• It affects our decision-making process, studies have shown
Scientists studied how eye gaze affects our decision-making process, from simple choices regarding faces and foods to more complex moral decisions about right and wrong, empathy, generosity, religion, sex and death, the kind of values that drive elections and divide nations. The studies revealed that not only does our gaze reflect our thinking, it also determines it.
Researchers monitored the participants’ gaze using a remote eye-tracking system, while participants looked at a computer monitor (‘Biasing moral decisions by exploiting the dynamics of eye gaze’, P Pärnamets, P Johansson, PNAS, 2015). Through headphones, participants were presented with statements such as “Murder is sometimes justifiable” and alternative responses shown on computer screen, “sometimes justifiable” and “never justifiable”.
Prompted, participants had to choose the right answer. During their deliberation, they looked freely between the two alternative responses displayed simultaneously. However, unknown to participants, researchers randomly selected one response as a target option and prompted decisions once the target option was observed for 750 milliseconds and the other option for 250 milliseconds. The target option was chosen in almost 60 per cent of trials.
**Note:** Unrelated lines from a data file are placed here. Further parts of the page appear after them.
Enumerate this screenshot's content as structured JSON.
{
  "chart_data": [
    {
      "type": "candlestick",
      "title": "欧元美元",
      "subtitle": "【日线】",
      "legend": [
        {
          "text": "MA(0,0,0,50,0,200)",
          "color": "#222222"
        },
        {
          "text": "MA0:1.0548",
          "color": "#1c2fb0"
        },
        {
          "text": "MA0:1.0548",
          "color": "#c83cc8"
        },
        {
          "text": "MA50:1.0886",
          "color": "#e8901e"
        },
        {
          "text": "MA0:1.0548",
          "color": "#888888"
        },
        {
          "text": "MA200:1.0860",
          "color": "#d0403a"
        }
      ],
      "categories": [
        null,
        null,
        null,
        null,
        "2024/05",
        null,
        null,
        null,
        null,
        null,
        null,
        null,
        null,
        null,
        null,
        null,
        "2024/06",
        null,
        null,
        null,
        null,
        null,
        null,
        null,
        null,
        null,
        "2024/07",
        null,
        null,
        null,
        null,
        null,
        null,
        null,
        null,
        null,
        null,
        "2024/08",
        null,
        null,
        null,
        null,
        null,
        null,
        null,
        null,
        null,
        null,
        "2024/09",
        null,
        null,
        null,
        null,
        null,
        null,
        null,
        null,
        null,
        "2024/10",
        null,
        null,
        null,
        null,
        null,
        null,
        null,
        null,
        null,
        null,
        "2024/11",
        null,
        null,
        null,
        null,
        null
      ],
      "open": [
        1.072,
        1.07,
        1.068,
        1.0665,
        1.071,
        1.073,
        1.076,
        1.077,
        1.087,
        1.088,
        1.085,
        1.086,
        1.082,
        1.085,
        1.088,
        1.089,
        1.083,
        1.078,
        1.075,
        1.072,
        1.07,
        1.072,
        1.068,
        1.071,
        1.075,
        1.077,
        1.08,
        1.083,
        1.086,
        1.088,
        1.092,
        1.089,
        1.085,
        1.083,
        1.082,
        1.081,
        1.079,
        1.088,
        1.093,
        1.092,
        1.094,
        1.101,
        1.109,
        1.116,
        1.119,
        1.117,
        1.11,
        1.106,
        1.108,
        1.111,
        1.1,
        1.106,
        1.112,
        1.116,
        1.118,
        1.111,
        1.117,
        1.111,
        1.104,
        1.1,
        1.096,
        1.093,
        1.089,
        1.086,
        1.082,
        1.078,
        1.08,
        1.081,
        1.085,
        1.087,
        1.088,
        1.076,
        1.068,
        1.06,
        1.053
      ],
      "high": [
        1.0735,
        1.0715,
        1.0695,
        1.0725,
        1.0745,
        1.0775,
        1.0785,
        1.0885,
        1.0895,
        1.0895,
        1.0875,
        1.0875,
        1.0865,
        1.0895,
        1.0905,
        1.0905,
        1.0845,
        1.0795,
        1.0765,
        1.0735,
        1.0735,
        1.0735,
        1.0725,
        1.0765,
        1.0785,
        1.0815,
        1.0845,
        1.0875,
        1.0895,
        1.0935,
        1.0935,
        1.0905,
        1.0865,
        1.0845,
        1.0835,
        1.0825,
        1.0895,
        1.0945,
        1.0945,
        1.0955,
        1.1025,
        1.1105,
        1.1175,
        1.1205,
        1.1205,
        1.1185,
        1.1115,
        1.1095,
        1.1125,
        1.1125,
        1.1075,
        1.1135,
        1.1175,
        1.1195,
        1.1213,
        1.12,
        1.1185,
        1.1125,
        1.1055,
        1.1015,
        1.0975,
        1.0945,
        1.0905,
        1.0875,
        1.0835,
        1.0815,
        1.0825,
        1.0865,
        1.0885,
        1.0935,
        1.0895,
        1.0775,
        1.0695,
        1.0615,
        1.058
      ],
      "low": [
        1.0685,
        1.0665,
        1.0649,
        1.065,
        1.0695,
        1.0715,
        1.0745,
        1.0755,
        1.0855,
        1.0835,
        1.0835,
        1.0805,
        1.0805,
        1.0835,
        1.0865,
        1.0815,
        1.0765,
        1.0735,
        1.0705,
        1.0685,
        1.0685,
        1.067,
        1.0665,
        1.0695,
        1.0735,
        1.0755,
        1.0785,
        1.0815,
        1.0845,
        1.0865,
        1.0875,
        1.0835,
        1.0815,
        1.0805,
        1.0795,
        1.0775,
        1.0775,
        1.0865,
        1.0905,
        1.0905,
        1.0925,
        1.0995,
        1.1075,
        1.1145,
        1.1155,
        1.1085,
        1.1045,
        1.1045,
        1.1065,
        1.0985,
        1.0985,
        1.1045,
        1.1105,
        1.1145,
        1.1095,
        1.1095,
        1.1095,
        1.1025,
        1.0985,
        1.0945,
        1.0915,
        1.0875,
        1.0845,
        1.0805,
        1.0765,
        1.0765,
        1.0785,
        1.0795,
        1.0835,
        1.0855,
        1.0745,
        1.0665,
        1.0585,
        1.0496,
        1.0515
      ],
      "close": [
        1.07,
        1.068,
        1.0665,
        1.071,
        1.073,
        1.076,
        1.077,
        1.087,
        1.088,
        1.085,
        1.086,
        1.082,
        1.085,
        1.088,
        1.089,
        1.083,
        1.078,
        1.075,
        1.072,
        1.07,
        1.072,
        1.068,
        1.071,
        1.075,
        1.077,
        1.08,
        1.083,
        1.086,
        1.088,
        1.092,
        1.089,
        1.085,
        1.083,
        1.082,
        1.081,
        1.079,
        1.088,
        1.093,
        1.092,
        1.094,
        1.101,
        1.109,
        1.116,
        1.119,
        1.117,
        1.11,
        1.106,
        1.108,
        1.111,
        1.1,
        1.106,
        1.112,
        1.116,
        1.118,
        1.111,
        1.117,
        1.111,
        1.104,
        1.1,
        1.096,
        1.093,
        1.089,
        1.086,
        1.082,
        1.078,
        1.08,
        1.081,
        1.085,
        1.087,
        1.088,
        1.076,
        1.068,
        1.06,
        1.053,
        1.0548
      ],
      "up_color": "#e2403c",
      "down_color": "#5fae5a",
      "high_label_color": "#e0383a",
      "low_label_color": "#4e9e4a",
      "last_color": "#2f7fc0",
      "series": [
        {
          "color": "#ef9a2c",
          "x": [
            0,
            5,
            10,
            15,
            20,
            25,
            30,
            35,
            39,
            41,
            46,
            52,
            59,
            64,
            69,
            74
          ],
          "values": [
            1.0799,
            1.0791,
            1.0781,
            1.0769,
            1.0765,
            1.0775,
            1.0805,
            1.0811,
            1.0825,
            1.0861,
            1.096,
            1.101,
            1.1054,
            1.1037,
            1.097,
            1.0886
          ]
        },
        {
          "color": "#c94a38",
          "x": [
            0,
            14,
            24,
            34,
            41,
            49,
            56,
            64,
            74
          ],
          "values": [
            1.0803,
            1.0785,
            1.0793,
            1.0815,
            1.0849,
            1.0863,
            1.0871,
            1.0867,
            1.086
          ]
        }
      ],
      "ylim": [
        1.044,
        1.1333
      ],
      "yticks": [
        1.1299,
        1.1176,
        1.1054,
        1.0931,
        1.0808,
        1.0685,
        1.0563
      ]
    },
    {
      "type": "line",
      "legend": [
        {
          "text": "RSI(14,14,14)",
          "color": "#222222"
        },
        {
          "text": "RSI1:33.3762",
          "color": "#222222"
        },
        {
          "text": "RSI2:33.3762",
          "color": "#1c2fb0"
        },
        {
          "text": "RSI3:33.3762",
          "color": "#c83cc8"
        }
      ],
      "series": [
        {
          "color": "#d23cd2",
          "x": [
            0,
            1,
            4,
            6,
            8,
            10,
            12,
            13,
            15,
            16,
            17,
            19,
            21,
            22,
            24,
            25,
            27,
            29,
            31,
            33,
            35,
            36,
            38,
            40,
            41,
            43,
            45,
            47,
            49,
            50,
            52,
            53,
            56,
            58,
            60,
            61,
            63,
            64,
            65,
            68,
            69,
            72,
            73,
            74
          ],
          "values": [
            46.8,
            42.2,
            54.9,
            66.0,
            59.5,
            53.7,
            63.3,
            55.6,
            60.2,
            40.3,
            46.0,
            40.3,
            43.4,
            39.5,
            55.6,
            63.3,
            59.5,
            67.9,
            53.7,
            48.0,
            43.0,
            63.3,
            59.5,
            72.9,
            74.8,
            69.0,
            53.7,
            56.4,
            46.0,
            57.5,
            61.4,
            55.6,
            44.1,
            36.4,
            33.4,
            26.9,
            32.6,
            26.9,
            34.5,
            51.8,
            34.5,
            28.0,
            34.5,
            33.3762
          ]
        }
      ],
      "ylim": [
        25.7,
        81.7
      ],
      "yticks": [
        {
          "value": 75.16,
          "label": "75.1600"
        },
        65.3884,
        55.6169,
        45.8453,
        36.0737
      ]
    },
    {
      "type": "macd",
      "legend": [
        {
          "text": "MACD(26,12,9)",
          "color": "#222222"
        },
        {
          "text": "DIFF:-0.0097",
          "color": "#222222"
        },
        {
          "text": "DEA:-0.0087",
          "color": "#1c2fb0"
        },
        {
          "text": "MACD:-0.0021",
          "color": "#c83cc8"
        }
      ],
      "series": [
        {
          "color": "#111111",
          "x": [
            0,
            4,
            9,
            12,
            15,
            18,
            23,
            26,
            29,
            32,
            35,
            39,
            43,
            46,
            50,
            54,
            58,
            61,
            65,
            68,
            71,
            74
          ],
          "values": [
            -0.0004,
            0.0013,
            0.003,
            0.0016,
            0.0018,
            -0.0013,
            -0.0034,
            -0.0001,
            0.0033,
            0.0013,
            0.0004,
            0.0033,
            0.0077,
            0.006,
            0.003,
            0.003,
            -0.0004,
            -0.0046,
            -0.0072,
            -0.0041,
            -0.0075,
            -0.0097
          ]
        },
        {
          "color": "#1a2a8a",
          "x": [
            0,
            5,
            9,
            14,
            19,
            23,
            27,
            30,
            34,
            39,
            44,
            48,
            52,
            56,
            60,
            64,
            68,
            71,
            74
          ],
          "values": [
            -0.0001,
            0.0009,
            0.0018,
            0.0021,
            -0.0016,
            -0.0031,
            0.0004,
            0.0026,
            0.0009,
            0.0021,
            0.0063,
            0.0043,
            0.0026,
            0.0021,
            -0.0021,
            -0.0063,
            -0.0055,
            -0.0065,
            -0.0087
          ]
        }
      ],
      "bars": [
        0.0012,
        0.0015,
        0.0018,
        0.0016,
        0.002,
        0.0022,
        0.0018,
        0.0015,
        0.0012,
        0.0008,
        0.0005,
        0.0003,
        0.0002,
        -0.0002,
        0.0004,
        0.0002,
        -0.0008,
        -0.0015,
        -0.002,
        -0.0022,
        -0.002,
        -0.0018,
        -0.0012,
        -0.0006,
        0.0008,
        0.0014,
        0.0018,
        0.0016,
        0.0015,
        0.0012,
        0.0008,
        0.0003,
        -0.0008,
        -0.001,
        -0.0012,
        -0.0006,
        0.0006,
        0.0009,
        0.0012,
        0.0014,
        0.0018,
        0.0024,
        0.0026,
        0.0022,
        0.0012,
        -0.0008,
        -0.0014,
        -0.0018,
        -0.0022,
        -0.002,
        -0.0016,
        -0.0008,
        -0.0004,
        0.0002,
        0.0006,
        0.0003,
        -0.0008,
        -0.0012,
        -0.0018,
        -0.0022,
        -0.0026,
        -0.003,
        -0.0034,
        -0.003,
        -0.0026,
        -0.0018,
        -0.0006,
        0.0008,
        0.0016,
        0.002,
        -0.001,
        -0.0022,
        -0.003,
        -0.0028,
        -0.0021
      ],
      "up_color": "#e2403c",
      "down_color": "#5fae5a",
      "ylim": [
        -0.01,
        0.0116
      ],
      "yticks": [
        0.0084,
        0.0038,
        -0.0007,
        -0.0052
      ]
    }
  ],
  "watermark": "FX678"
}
The experiment demonstrated that eye gaze influences our decisions, even difficult and complex moral choices.
Previous research has shown that our judgements of faces or foods can be influenced by manipulating saliency or attention. However, those studies argued that eye gaze simply aids thinking.
The new research shows that this is not the case. We do not simply look to decide what we prefer and then the brain completes our decision-making process for us. Importantly, what we see and how we look is closely intertwined and interlocked with our thinking. Gaze directs us towards currently considered choice while also — through a complex process of mutual feedback — influences this choice. We are more likely to choose options we have gazed at for longer or to which our final attention was directed just before we make the decision.
The findings also show there is no difference in how we arrive at our decisions, moral or otherwise. Gaze is “part and parcel” of the moral mind. Moral choices, like any choices, are highly constrained and coupled to the immediate environment through our visual and other sensory interaction with that environment. The same processes that allow us to grasp a mug or walk through the crowd might also play an important role in making moral choices. Although they can be debated after the fact, moral decisions are often made in the moment. The precise timing of those moments can be a powerful influence on them.
Visual processing is integral to thinking. By controlling the visual patterns alone, our thinking can be changed. This knowledge is important if we wish to improve how we make decisions, behave, educate our children and elect our political leaders.